Gestern beim Hausarzt wurde mir das erste Mal die Frage gestellt, ob ich mir vorstellen kann stationär in eine psychosomatische Klinik zu gehen.

Ehrlich gesagt, habe ich mir diese Frage schon die ganze Woche gestellt, ob das nicht besser wäre. Da es mir hier immer nur schlecht geht und ich mir nicht vorstellen kann, dass ein ambulanter Termin in der Woche oder wie jetzt alle zwei Wochen ausreichend ist, mich aus diesem Tief raus zu holen.

Beim Arzt jedoch habe ich das nicht zugegeben, ich habe gesagt, dass ich mir das auch schon überlegt habe, mir aber nicht so sicher wäre, ob das was für mich wäre. Ich erst einmal die nächste Thera-Stunde abwarten will.

Doch wozu diese Hinhaltetechnik? Bis ich einen Termin bekommen würde, vergingen bestimmt auch 6-8 Wochen. Also warum nicht jetzt schon nach einem Beratungs- / Ersttermin fragen, absagen wenn es mir besser geht könnte ich ja dann auch noch.
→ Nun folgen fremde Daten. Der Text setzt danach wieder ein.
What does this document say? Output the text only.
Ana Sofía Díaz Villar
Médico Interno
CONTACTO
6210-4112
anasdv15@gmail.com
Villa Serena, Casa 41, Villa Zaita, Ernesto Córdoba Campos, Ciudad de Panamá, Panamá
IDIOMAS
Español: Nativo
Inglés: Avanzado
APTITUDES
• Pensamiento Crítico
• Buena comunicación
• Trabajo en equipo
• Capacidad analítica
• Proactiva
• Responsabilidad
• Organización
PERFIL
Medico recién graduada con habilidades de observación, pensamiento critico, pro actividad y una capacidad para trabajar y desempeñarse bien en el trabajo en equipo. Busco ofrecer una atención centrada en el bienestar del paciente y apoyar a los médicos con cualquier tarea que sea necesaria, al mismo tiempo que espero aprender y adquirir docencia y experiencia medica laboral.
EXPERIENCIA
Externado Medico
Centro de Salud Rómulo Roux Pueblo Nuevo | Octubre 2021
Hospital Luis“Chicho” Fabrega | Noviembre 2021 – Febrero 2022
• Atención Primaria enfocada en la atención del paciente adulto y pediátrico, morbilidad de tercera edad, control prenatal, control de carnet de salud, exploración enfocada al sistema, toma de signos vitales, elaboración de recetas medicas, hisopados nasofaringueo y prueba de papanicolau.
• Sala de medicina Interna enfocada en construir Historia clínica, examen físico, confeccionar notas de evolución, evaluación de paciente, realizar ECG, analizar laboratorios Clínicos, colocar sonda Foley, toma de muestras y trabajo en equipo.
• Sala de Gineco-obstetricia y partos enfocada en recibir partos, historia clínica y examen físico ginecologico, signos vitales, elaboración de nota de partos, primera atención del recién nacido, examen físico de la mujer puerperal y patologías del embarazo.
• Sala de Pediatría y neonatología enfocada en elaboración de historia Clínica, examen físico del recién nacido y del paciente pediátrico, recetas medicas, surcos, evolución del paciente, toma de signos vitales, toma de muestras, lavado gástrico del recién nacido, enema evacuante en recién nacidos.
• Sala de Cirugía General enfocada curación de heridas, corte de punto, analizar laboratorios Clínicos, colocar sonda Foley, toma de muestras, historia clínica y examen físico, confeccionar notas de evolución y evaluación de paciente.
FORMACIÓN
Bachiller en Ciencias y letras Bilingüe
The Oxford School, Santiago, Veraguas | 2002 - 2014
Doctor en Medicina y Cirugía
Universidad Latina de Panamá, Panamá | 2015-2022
Doch da ist die Angst wieder zu groß. Die Angst als "Psycho" abgestempelt zu werden, wenn ich in so einer Klinik wäre.

Denn was habe ich denn für Probleme, mir geht es doch eigentlich gut und ich habe alles (das durfte ich mir gestern wieder von einem Freund anhören, bei dem ich mich endlich getraut habe ehrlich zu sein)?! Wie kann ich dann denken, dass die mich überhaupt aufnehmen würden?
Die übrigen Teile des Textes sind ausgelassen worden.